SLEMAN (kabarkota.com) – sejarah panjang pendidikan di Papua seharusnya menjadikan masyarakat di wilayah tersebut menjadi pintar. Namun, yang terjadi, para lulusan yang kini telah menjadi pejabat justru lupa pada identitasnya sebagai orang Papua.

Bacaan Lainnya

Hal itu seperti diutarakan, Peneliti Muda Yayasan Pembangunan Masyarakat Desa (YPMD) Papua, Markus Binur dalam Talkshow Strategi Pembangunan dan Pendidikan di Papua, di UGM, Sabtu (31/10).

"Negara gagal paham tentang Papua, tapi orang-orang Papua juga gagal paham terhadap identitas dirinya," kata Max panggilan akrab Markus.

Ia mencontohkan, sekolah-sekolah lebih banyak mengajarkan bahasa Inggris daripada bahasa daerah sehingga sulit dipahami oleh anak-anak Papua.

Selain itu, buku-buku terbitan Pemda atau pun pemerintah pusat justru tidak banyak diajarkan oleh para guru karena dianggap tidak sesuai dengan kebudayaan lokal di Papua.

"Identitas kami di-drive oleh kebijakan-kebijakan yang tidak memberi ruang untuk berkembang," anggapnya.

Buku-buku cerita rakyat dengan bahasa Papua yang dulu sering dipakai untuk mengajar anak-anak, sekarang justru sudah tidak ada lagi.

Iriandi Tagihuma selaku Koordinator Komunitas Sastra Papua menyampaikan bahwa pendidikan pertama di Papua masuk sekitar tahun 1856 yang dibawa oleh para misionaris, Ottow dan Gessler.
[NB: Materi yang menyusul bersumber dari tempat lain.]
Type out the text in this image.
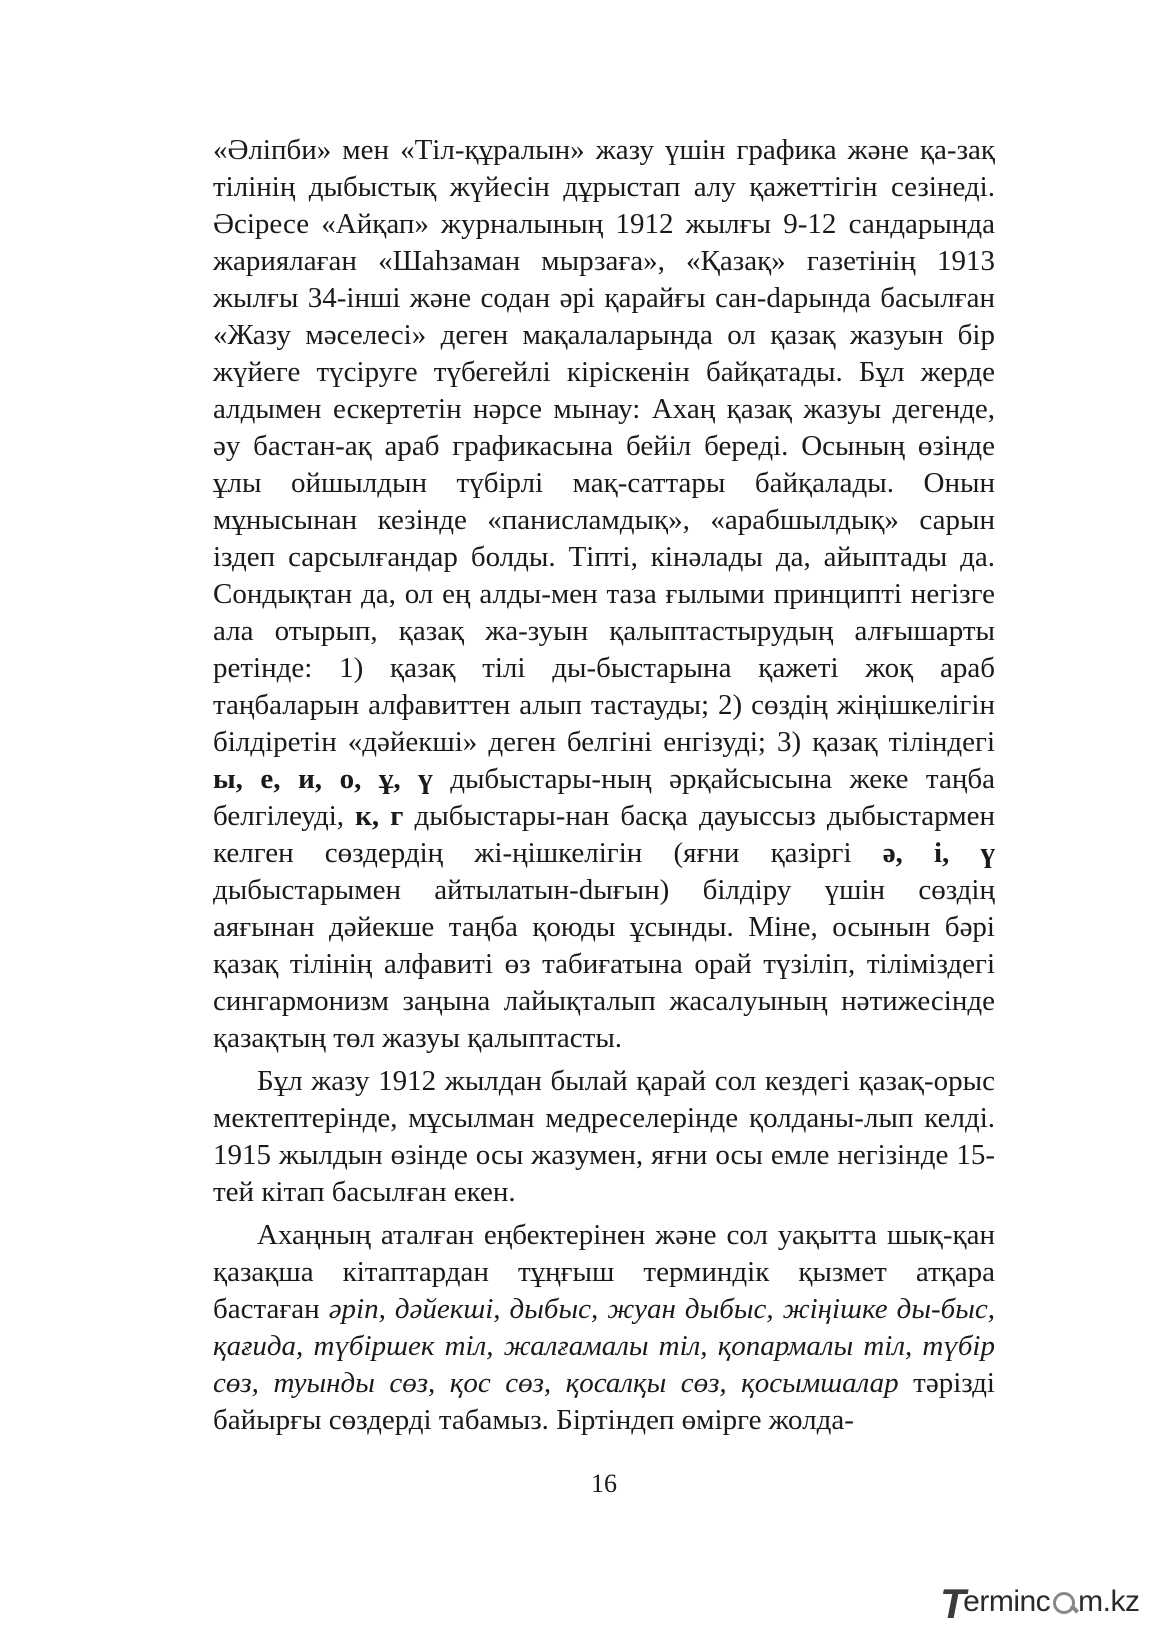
«Әліпби» мен «Тіл-құралын» жазу үшін графика және қа-зақ тілінің дыбыстық жүйесін дұрыстап алу қажеттігін сезінеді. Әсіресе «Айқап» журналының 1912 жылғы 9-12 сандарында жариялаған «Шаһзаман мырзаға», «Қазақ» газетінің 1913 жылғы 34-інші және содан әрі қарайғы сан-dарында басылған «Жазу мәселесі» деген мақалаларында ол қазақ жазуын бір жүйеге түсіруге түбегейлі кірiскенін байқатады. Бұл жерде алдымен ескертетін нәрсе мынау: Ахаң қазақ жазуы дегенде, әу бастан-ақ араб графикасына бейіл береді. Осының өзінде ұлы ойшылдын түбірлі мақ-саттары байқалады. Онын мұнысынан кезінде «панисламдық», «арабшылдық» сарын іздеп сарсылғандар болды. Тіпті, кінәлады да, айыптады да. Сондықтан да, ол ең алды-мен таза ғылыми принципті негізге ала отырып, қазақ жа-зуын қалыптастырудың алғышарты ретінде: 1) қазақ тілі ды-быстарына қажеті жоқ араб таңбаларын алфавиттен алып тастауды; 2) сөздің жіңішкелігін білдіретін «дәйекші» деген белгіні енгізуді; 3) қазақ тіліндегі ы, е, и, о, ұ, ү дыбыстары-ның әрқайсысына жеке таңба белгілеуді, к, г дыбыстары-нан басқа дауыссыз дыбыстармен келген сөздердің жі-ңішкелігін (яғни қазіргі ә, і, ү дыбыстарымен айтылатын-dығын) білдіру үшін сөздің аяғынан дәйекше таңба қоюды ұсынды. Міне, осынын бәрі қазақ тілінің алфавиті өз табиғатына орай түзіліп, тіліміздегі сингармонизм заңына лайықталып жасалуының нәтижесінде қазақтың төл жазуы қалыптасты.

Бұл жазу 1912 жылдан былай қарай сол кездегі қазақ-орыс мектептерінде, мұсылман медреселерінде қолданы-лып келді. 1915 жылдын өзінде осы жазумен, яғни осы емле негізінде 15-тей кітап басылған екен.

Ахаңның аталған еңбектерінен және сол уақытта шық-қан қазақша кітаптардан тұңғыш терминдік қызмет атқара бастаған әріп, дәйекші, дыбыс, жуан дыбыс, жіңішке ды-быс, қағида, түбіршек тіл, жалғамалы тіл, қопармалы тіл, түбір сөз, туынды сөз, қос сөз, қосалқы сөз, қосымшалар тәрізді байырғы сөздерді табамыз. Біртіндеп өмірге жолда-

16
T
erminc m.kz
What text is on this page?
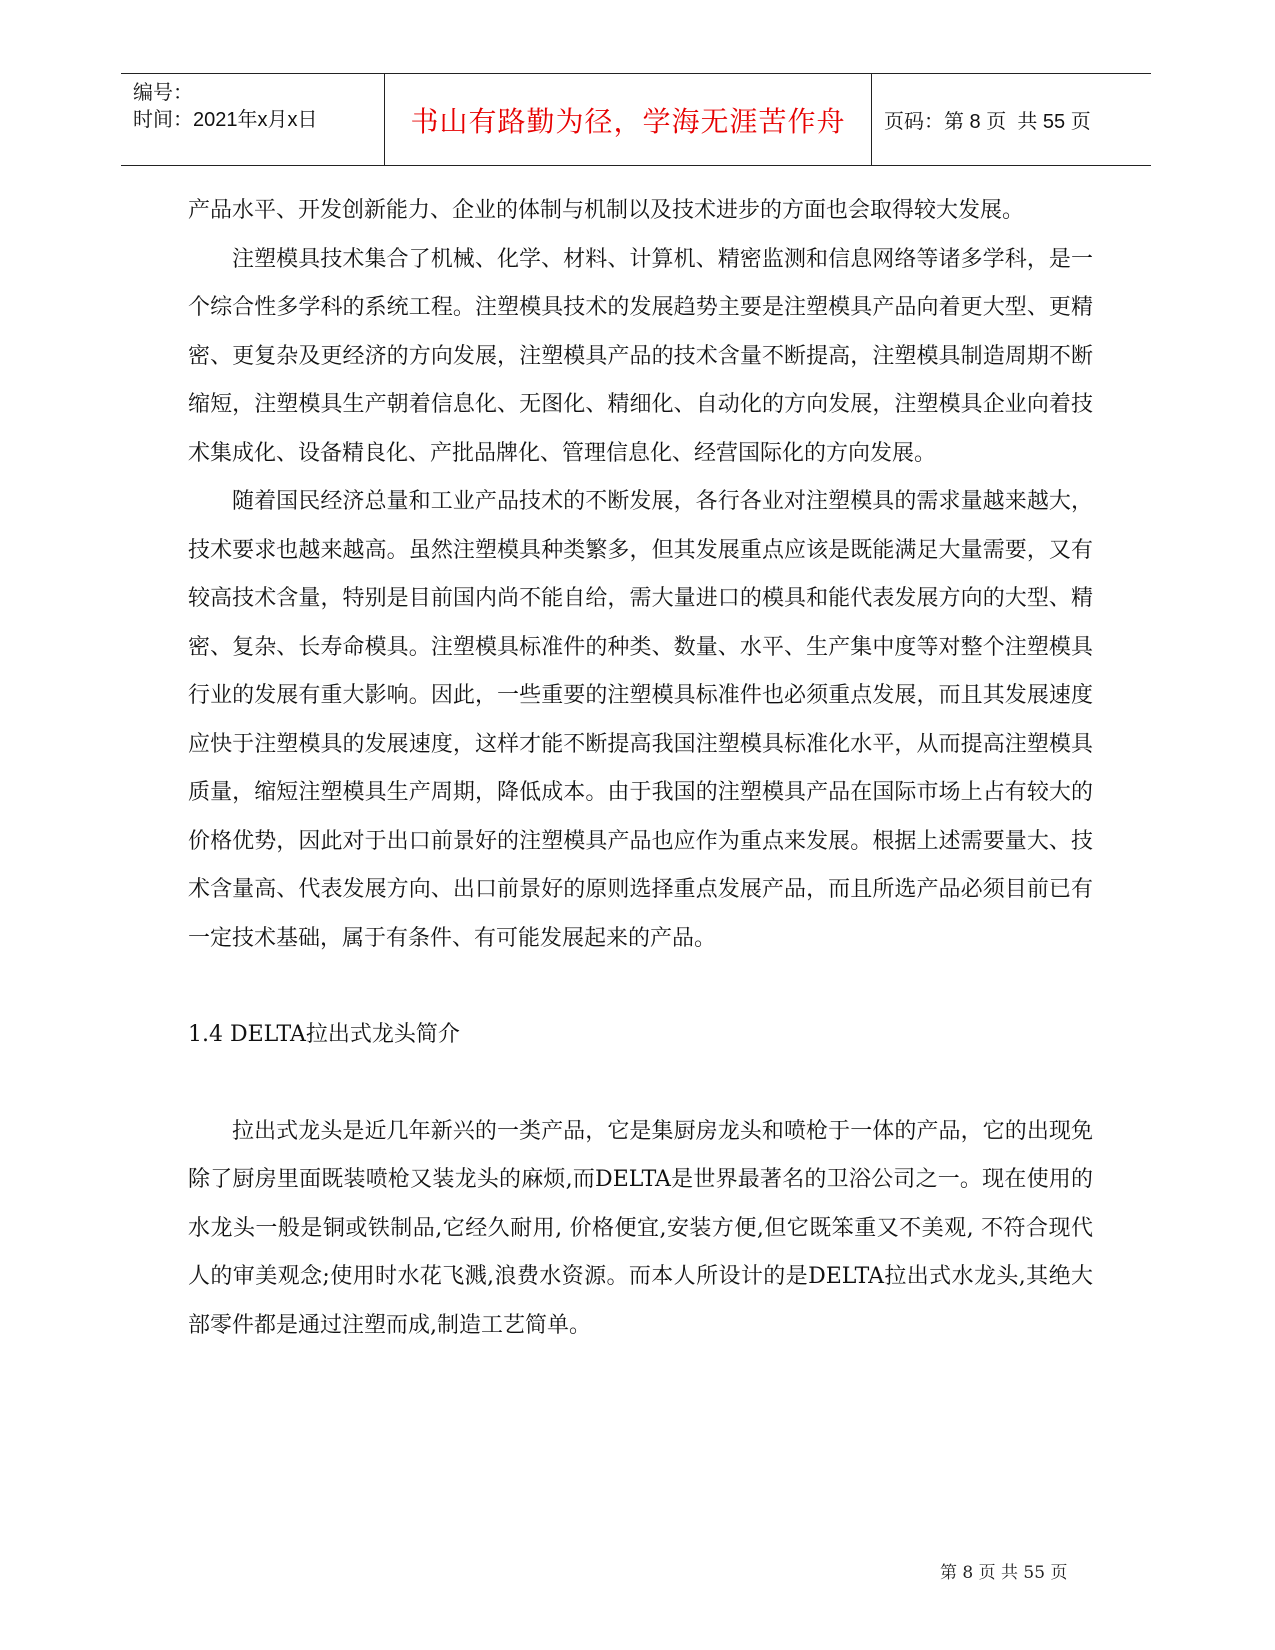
编号：
时间：2021年x月x日	书山有路勤为径，学海无涯苦作舟	页码：第 8 页  共 55 页

产品水平、开发创新能力、企业的体制与机制以及技术进步的方面也会取得较大发展。

注塑模具技术集合了机械、化学、材料、计算机、精密监测和信息网络等诸多学科，是一个综合性多学科的系统工程。注塑模具技术的发展趋势主要是注塑模具产品向着更大型、更精密、更复杂及更经济的方向发展，注塑模具产品的技术含量不断提高，注塑模具制造周期不断缩短，注塑模具生产朝着信息化、无图化、精细化、自动化的方向发展，注塑模具企业向着技术集成化、设备精良化、产批品牌化、管理信息化、经营国际化的方向发展。

随着国民经济总量和工业产品技术的不断发展，各行各业对注塑模具的需求量越来越大，技术要求也越来越高。虽然注塑模具种类繁多，但其发展重点应该是既能满足大量需要，又有较高技术含量，特别是目前国内尚不能自给，需大量进口的模具和能代表发展方向的大型、精密、复杂、长寿命模具。注塑模具标准件的种类、数量、水平、生产集中度等对整个注塑模具行业的发展有重大影响。因此，一些重要的注塑模具标准件也必须重点发展，而且其发展速度应快于注塑模具的发展速度，这样才能不断提高我国注塑模具标准化水平，从而提高注塑模具质量，缩短注塑模具生产周期，降低成本。由于我国的注塑模具产品在国际市场上占有较大的价格优势，因此对于出口前景好的注塑模具产品也应作为重点来发展。根据上述需要量大、技术含量高、代表发展方向、出口前景好的原则选择重点发展产品，而且所选产品必须目前已有一定技术基础，属于有条件、有可能发展起来的产品。

1.4 DELTA拉出式龙头简介

拉出式龙头是近几年新兴的一类产品，它是集厨房龙头和喷枪于一体的产品，它的出现免除了厨房里面既装喷枪又装龙头的麻烦,而DELTA是世界最著名的卫浴公司之一。现在使用的水龙头一般是铜或铁制品,它经久耐用, 价格便宜,安装方便,但它既笨重又不美观, 不符合现代人的审美观念;使用时水花飞溅,浪费水资源。而本人所设计的是DELTA拉出式水龙头,其绝大部零件都是通过注塑而成,制造工艺简单。

第 8 页 共 55 页
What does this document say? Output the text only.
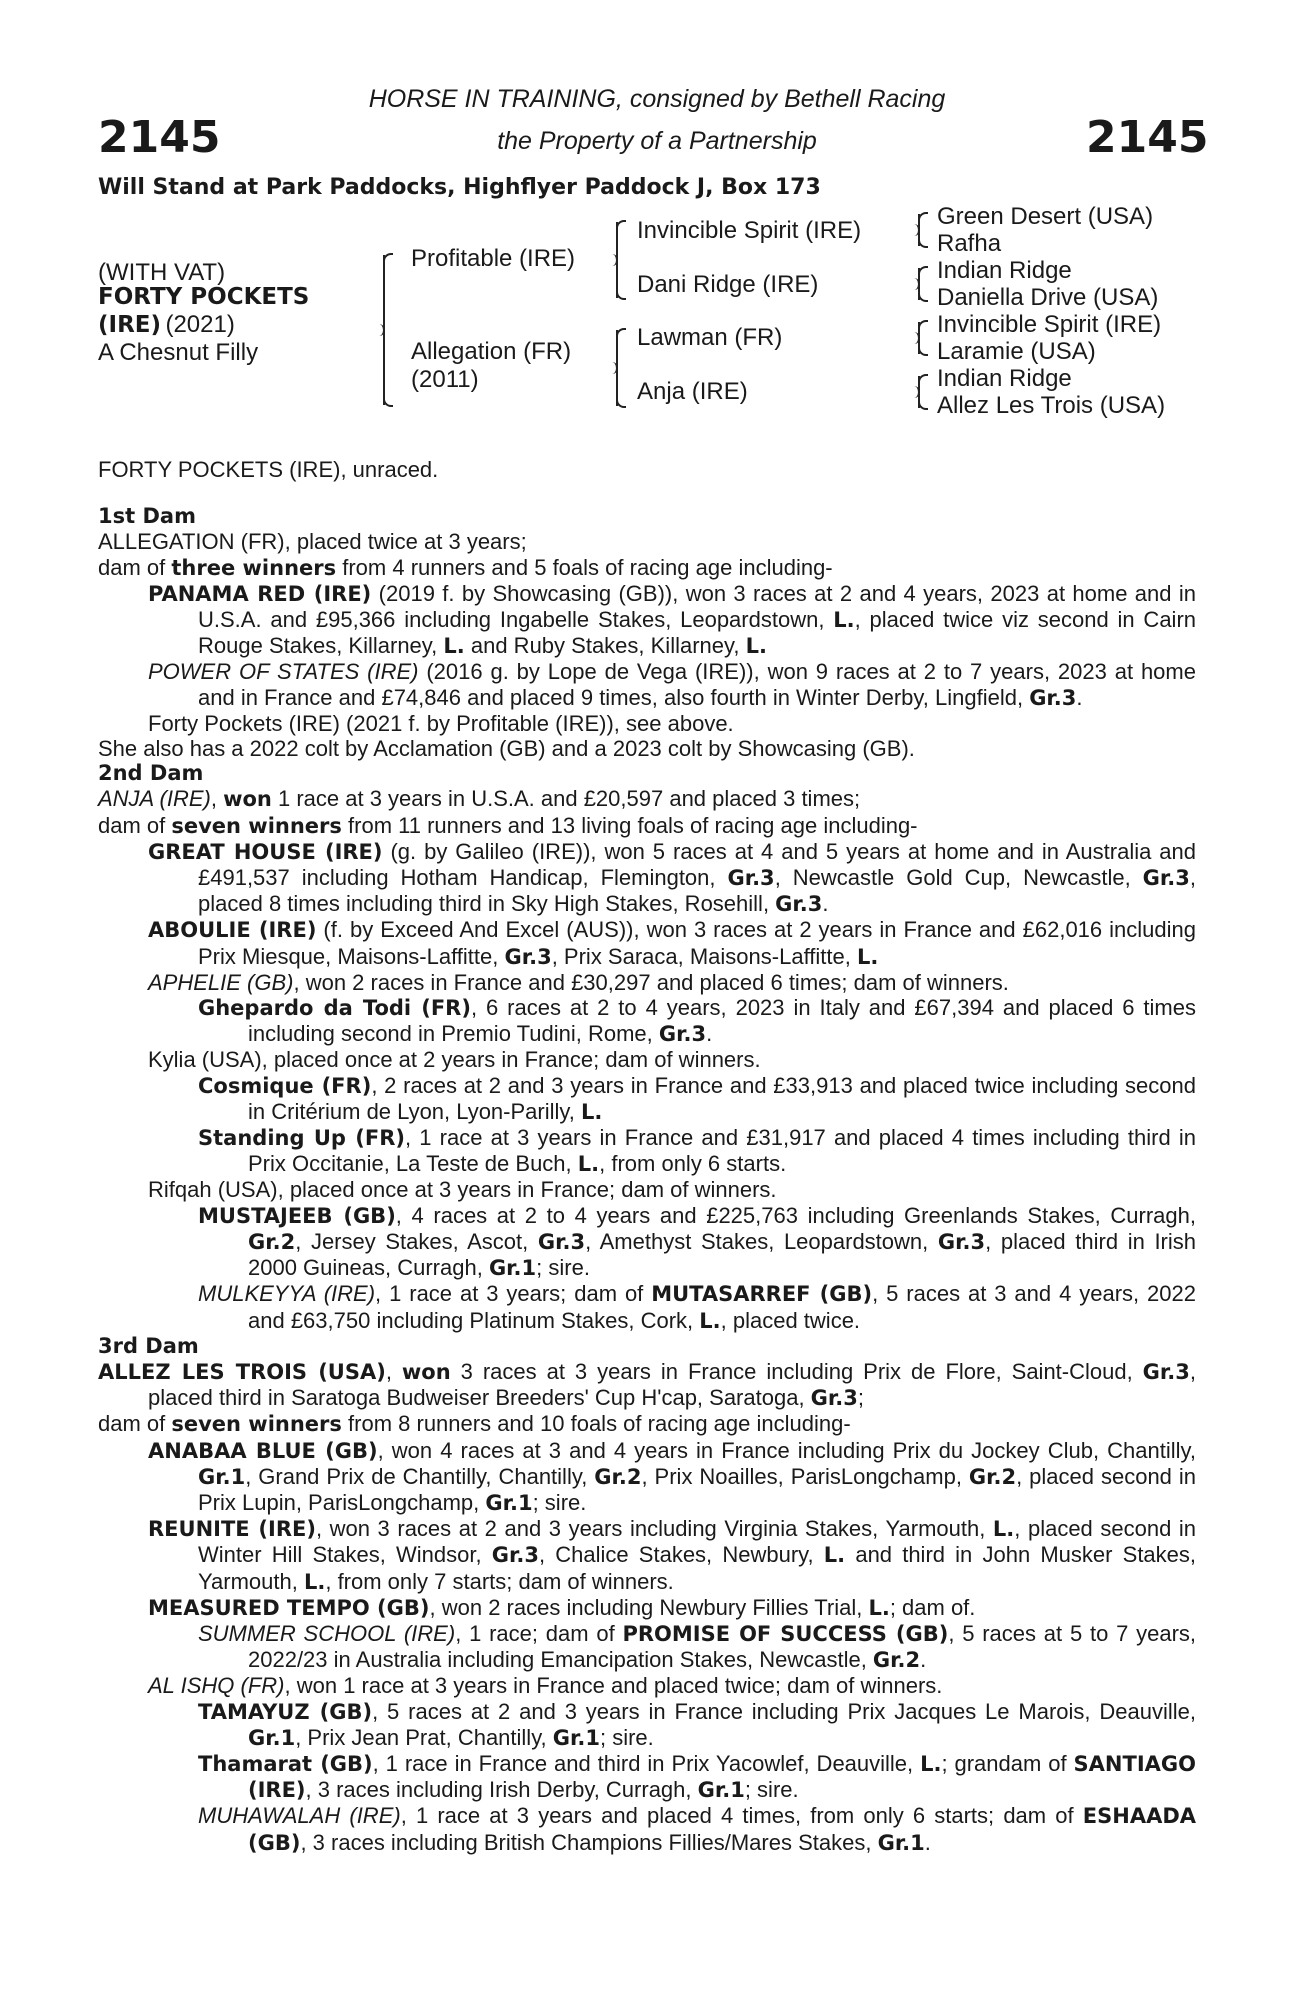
2145	2145
HORSE IN TRAINING, consigned by Bethell Racing
the Property of a Partnership
Will Stand at Park Paddocks, Highflyer Paddock J, Box 173
(WITH VAT)
FORTY POCKETS
(IRE) (2021)
A Chesnut Filly
Profitable (IRE)
Allegation (FR)
(2011)
Invincible Spirit (IRE)
Dani Ridge (IRE)
Lawman (FR)
Anja (IRE)
Green Desert (USA)
Rafha
Indian Ridge
Daniella Drive (USA)
Invincible Spirit (IRE)
Laramie (USA)
Indian Ridge
Allez Les Trois (USA)
FORTY POCKETS (IRE), unraced.
1st Dam
ALLEGATION (FR), placed twice at 3 years;
dam of three winners from 4 runners and 5 foals of racing age including-
PANAMA RED (IRE) (2019 f. by Showcasing (GB)), won 3 races at 2 and 4 years, 2023 at home and in U.S.A. and £95,366 including Ingabelle Stakes, Leopardstown, L., placed twice viz second in Cairn Rouge Stakes, Killarney, L. and Ruby Stakes, Killarney, L.
POWER OF STATES (IRE) (2016 g. by Lope de Vega (IRE)), won 9 races at 2 to 7 years, 2023 at home and in France and £74,846 and placed 9 times, also fourth in Winter Derby, Lingfield, Gr.3.
Forty Pockets (IRE) (2021 f. by Profitable (IRE)), see above.
She also has a 2022 colt by Acclamation (GB) and a 2023 colt by Showcasing (GB).
2nd Dam
ANJA (IRE), won 1 race at 3 years in U.S.A. and £20,597 and placed 3 times;
dam of seven winners from 11 runners and 13 living foals of racing age including-
GREAT HOUSE (IRE) (g. by Galileo (IRE)), won 5 races at 4 and 5 years at home and in Australia and £491,537 including Hotham Handicap, Flemington, Gr.3, Newcastle Gold Cup, Newcastle, Gr.3, placed 8 times including third in Sky High Stakes, Rosehill, Gr.3.
ABOULIE (IRE) (f. by Exceed And Excel (AUS)), won 3 races at 2 years in France and £62,016 including Prix Miesque, Maisons-Laffitte, Gr.3, Prix Saraca, Maisons-Laffitte, L.
APHELIE (GB), won 2 races in France and £30,297 and placed 6 times; dam of winners.
Ghepardo da Todi (FR), 6 races at 2 to 4 years, 2023 in Italy and £67,394 and placed 6 times including second in Premio Tudini, Rome, Gr.3.
Kylia (USA), placed once at 2 years in France; dam of winners.
Cosmique (FR), 2 races at 2 and 3 years in France and £33,913 and placed twice including second in Critérium de Lyon, Lyon-Parilly, L.
Standing Up (FR), 1 race at 3 years in France and £31,917 and placed 4 times including third in Prix Occitanie, La Teste de Buch, L., from only 6 starts.
Rifqah (USA), placed once at 3 years in France; dam of winners.
MUSTAJEEB (GB), 4 races at 2 to 4 years and £225,763 including Greenlands Stakes, Curragh, Gr.2, Jersey Stakes, Ascot, Gr.3, Amethyst Stakes, Leopardstown, Gr.3, placed third in Irish 2000 Guineas, Curragh, Gr.1; sire.
MULKEYYA (IRE), 1 race at 3 years; dam of MUTASARREF (GB), 5 races at 3 and 4 years, 2022 and £63,750 including Platinum Stakes, Cork, L., placed twice.
3rd Dam
ALLEZ LES TROIS (USA), won 3 races at 3 years in France including Prix de Flore, Saint-Cloud, Gr.3, placed third in Saratoga Budweiser Breeders' Cup H'cap, Saratoga, Gr.3;
dam of seven winners from 8 runners and 10 foals of racing age including-
ANABAA BLUE (GB), won 4 races at 3 and 4 years in France including Prix du Jockey Club, Chantilly, Gr.1, Grand Prix de Chantilly, Chantilly, Gr.2, Prix Noailles, ParisLongchamp, Gr.2, placed second in Prix Lupin, ParisLongchamp, Gr.1; sire.
REUNITE (IRE), won 3 races at 2 and 3 years including Virginia Stakes, Yarmouth, L., placed second in Winter Hill Stakes, Windsor, Gr.3, Chalice Stakes, Newbury, L. and third in John Musker Stakes, Yarmouth, L., from only 7 starts; dam of winners.
MEASURED TEMPO (GB), won 2 races including Newbury Fillies Trial, L.; dam of.
SUMMER SCHOOL (IRE), 1 race; dam of PROMISE OF SUCCESS (GB), 5 races at 5 to 7 years, 2022/23 in Australia including Emancipation Stakes, Newcastle, Gr.2.
AL ISHQ (FR), won 1 race at 3 years in France and placed twice; dam of winners.
TAMAYUZ (GB), 5 races at 2 and 3 years in France including Prix Jacques Le Marois, Deauville, Gr.1, Prix Jean Prat, Chantilly, Gr.1; sire.
Thamarat (GB), 1 race in France and third in Prix Yacowlef, Deauville, L.; grandam of SANTIAGO (IRE), 3 races including Irish Derby, Curragh, Gr.1; sire.
MUHAWALAH (IRE), 1 race at 3 years and placed 4 times, from only 6 starts; dam of ESHAADA (GB), 3 races including British Champions Fillies/Mares Stakes, Gr.1.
Ketika itu, mereka mendirikan sekolah Pengadaban di Pulau Mansinam Manokwari.

Namun kemudian diambil-alih oleh Belanda untuk pendidikan bagi calon aparat pemerintahan di kampung-kampung, dengan pendidik I.S Kijne dan Yoka.

Pada tahun 1940-an, pendidikan Belanda terputus dan para guru yang ketika itu sempat menerbitkan buku-buku cerita rakyat berbahasa daerah dan Melayu pun dipindahkan.

"Semua kurikulum Belanda dihilangkan menjadi kurikulum Negara Indonesia," ungkapnya. Padahal sebenarnya, imbuh Andi, pendidikan di era kolonial Belanda mutunya sudah disamakan dengan kualitas Eropa dengan melihat potensi masyarakat di Papua.

Sementara I Ngurah Suryawan, Dosen Fakultas Sastra di Universitas Negeri Papua (Unipa) berpendapat bahwa semestinya pendidikan di wilayah tersebut dikembalikan pada pendidikan bahasa ibu, melalui media pembelajaran berupa buku-buku cerita rakyat.

Dengan begitu, anak-anak bisa belajar dan berkembang di dalam dunianya, serta lebih merasa percaya diri dengan proses pembelajarannya karena dekat dengan keseharian.

"Bahasa Indonesia bagi sebagian rakyat Papua susah dipahami jika awalnya mereka menggunakan bahasa ibu. Tapi jika dengan menggunakan bahasa ibu itu, mereka bisa mengekspresikan ide-idenya dengan lebih leluasa," ujarnya.